Castro Tourist Attractions
Castro, (pop. 18,000) established in 1567, is the second largest city in the Chiloé region and the main destination for most visitors in this area. The city is known for its "palafitos", houses build on stilts over the water. The other most notable sight in the city is the brightly painted Iglesia San Francisco.
The waterfront market offers a good selection of local crafts, woolen ponchos, sweaters, hats, gloves and baskets. There are also some restaurants along this area, most of which specialize in seafood.
Iglesia San Francisco de Castro
Located along the Plaza de Armas, Iglesia San Francisco is a brightly painted, salmon and lilac color church. It was designed by Eduardo Provosoli and built in 1906.
Locomotora Ancud - Castro
This German-made locomotive once serviced many of the towns between Castro and Ancud. The narrow-gage railroad was damaged in a 1960 earthquake, ending the train route.
Museo Regional de Castro
The museum houses collections on the history of the region, including Huilliche relics, agricultural equipment, and the development of Chilote urbanism. It also maintains displays of photography, ethnography, and cartography.
Museum of Modern Art
The Museum of Modern Art houses the works of Chilean artists, with a focus on Chilotes. Most of the collection, which is housed in five exhibition halls, consists of paintings.

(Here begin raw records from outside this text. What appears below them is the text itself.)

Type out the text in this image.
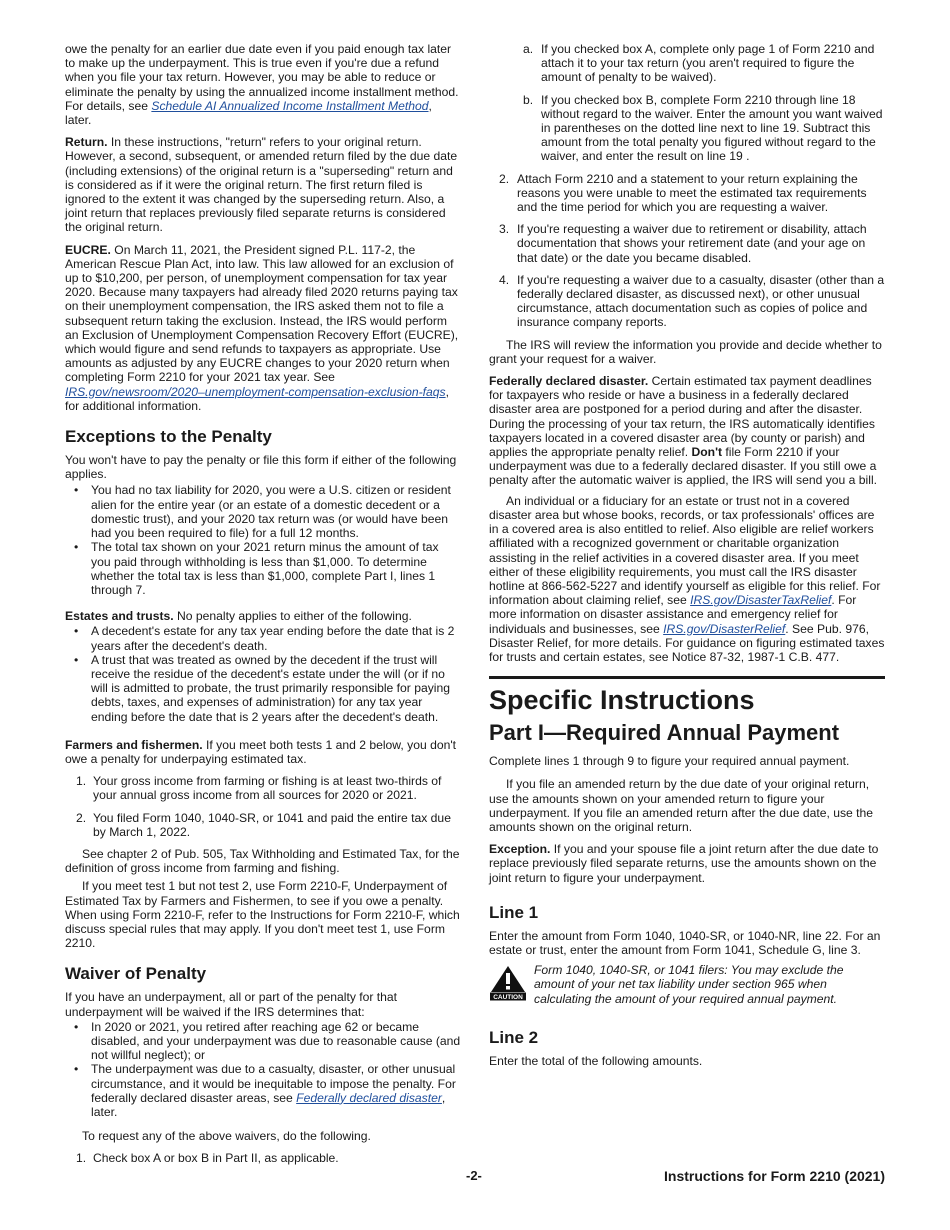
owe the penalty for an earlier due date even if you paid enough tax later to make up the underpayment. This is true even if you're due a refund when you file your tax return. However, you may be able to reduce or eliminate the penalty by using the annualized income installment method. For details, see Schedule AI Annualized Income Installment Method, later.

Return. In these instructions, "return" refers to your original return. However, a second, subsequent, or amended return filed by the due date (including extensions) of the original return is a "superseding" return and is considered as if it were the original return. The first return filed is ignored to the extent it was changed by the superseding return. Also, a joint return that replaces previously filed separate returns is considered the original return.

EUCRE. On March 11, 2021, the President signed P.L. 117-2, the American Rescue Plan Act, into law. This law allowed for an exclusion of up to $10,200, per person, of unemployment compensation for tax year 2020. Because many taxpayers had already filed 2020 returns paying tax on their unemployment compensation, the IRS asked them not to file a subsequent return taking the exclusion. Instead, the IRS would perform an Exclusion of Unemployment Compensation Recovery Effort (EUCRE), which would figure and send refunds to taxpayers as appropriate. Use amounts as adjusted by any EUCRE changes to your 2020 return when completing Form 2210 for your 2021 tax year. See IRS.gov/newsroom/2020–unemployment-compensation-exclusion-faqs, for additional information.

Exceptions to the Penalty

You won't have to pay the penalty or file this form if either of the following applies.

• You had no tax liability for 2020, you were a U.S. citizen or resident alien for the entire year (or an estate of a domestic decedent or a domestic trust), and your 2020 tax return was (or would have been had you been required to file) for a full 12 months.
• The total tax shown on your 2021 return minus the amount of tax you paid through withholding is less than $1,000. To determine whether the total tax is less than $1,000, complete Part I, lines 1 through 7.

Estates and trusts. No penalty applies to either of the following.

• A decedent's estate for any tax year ending before the date that is 2 years after the decedent's death.
• A trust that was treated as owned by the decedent if the trust will receive the residue of the decedent's estate under the will (or if no will is admitted to probate, the trust primarily responsible for paying debts, taxes, and expenses of administration) for any tax year ending before the date that is 2 years after the decedent's death.

Farmers and fishermen. If you meet both tests 1 and 2 below, you don't owe a penalty for underpaying estimated tax.

1. Your gross income from farming or fishing is at least two-thirds of your annual gross income from all sources for 2020 or 2021.
2. You filed Form 1040, 1040-SR, or 1041 and paid the entire tax due by March 1, 2022.

See chapter 2 of Pub. 505, Tax Withholding and Estimated Tax, for the definition of gross income from farming and fishing.

If you meet test 1 but not test 2, use Form 2210-F, Underpayment of Estimated Tax by Farmers and Fishermen, to see if you owe a penalty. When using Form 2210-F, refer to the Instructions for Form 2210-F, which discuss special rules that may apply. If you don't meet test 1, use Form 2210.

Waiver of Penalty

If you have an underpayment, all or part of the penalty for that underpayment will be waived if the IRS determines that:

• In 2020 or 2021, you retired after reaching age 62 or became disabled, and your underpayment was due to reasonable cause (and not willful neglect); or
• The underpayment was due to a casualty, disaster, or other unusual circumstance, and it would be inequitable to impose the penalty. For federally declared disaster areas, see Federally declared disaster, later.

To request any of the above waivers, do the following.

1. Check box A or box B in Part II, as applicable.
a. If you checked box A, complete only page 1 of Form 2210 and attach it to your tax return (you aren't required to figure the amount of penalty to be waived).
b. If you checked box B, complete Form 2210 through line 18 without regard to the waiver. Enter the amount you want waived in parentheses on the dotted line next to line 19. Subtract this amount from the total penalty you figured without regard to the waiver, and enter the result on line 19 .
2. Attach Form 2210 and a statement to your return explaining the reasons you were unable to meet the estimated tax requirements and the time period for which you are requesting a waiver.
3. If you're requesting a waiver due to retirement or disability, attach documentation that shows your retirement date (and your age on that date) or the date you became disabled.
4. If you're requesting a waiver due to a casualty, disaster (other than a federally declared disaster, as discussed next), or other unusual circumstance, attach documentation such as copies of police and insurance company reports.

The IRS will review the information you provide and decide whether to grant your request for a waiver.

Federally declared disaster. Certain estimated tax payment deadlines for taxpayers who reside or have a business in a federally declared disaster area are postponed for a period during and after the disaster. During the processing of your tax return, the IRS automatically identifies taxpayers located in a covered disaster area (by county or parish) and applies the appropriate penalty relief. Don't file Form 2210 if your underpayment was due to a federally declared disaster. If you still owe a penalty after the automatic waiver is applied, the IRS will send you a bill.

An individual or a fiduciary for an estate or trust not in a covered disaster area but whose books, records, or tax professionals' offices are in a covered area is also entitled to relief. Also eligible are relief workers affiliated with a recognized government or charitable organization assisting in the relief activities in a covered disaster area. If you meet either of these eligibility requirements, you must call the IRS disaster hotline at 866-562-5227 and identify yourself as eligible for this relief. For information about claiming relief, see IRS.gov/DisasterTaxRelief. For more information on disaster assistance and emergency relief for individuals and businesses, see IRS.gov/DisasterRelief. See Pub. 976, Disaster Relief, for more details. For guidance on figuring estimated taxes for trusts and certain estates, see Notice 87-32, 1987-1 C.B. 477.

Specific Instructions
Part I—Required Annual Payment

Complete lines 1 through 9 to figure your required annual payment.

If you file an amended return by the due date of your original return, use the amounts shown on your amended return to figure your underpayment. If you file an amended return after the due date, use the amounts shown on the original return.

Exception. If you and your spouse file a joint return after the due date to replace previously filed separate returns, use the amounts shown on the joint return to figure your underpayment.

Line 1

Enter the amount from Form 1040, 1040-SR, or 1040-NR, line 22. For an estate or trust, enter the amount from Form 1041, Schedule G, line 3.

CAUTION

Form 1040, 1040-SR, or 1041 filers: You may exclude the amount of your net tax liability under section 965 when calculating the amount of your required annual payment.

Line 2

Enter the total of the following amounts.

-2-	Instructions for Form 2210 (2021)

These shingled houses stand on stilts over the water. Some have been converted into restaurants and many are in the process of being restored or preserved. They can be seen along the north end of the town and near the Río Gambia.
Held in mid-February, the Festival Costumbrista is a week long festival with musical entertainment, dancing, and various other events.
Festival de Huaso Chilote
The Festival de Huaso Chilote, held in late January, celebrates the local cowboys with a Chilean Rodeo.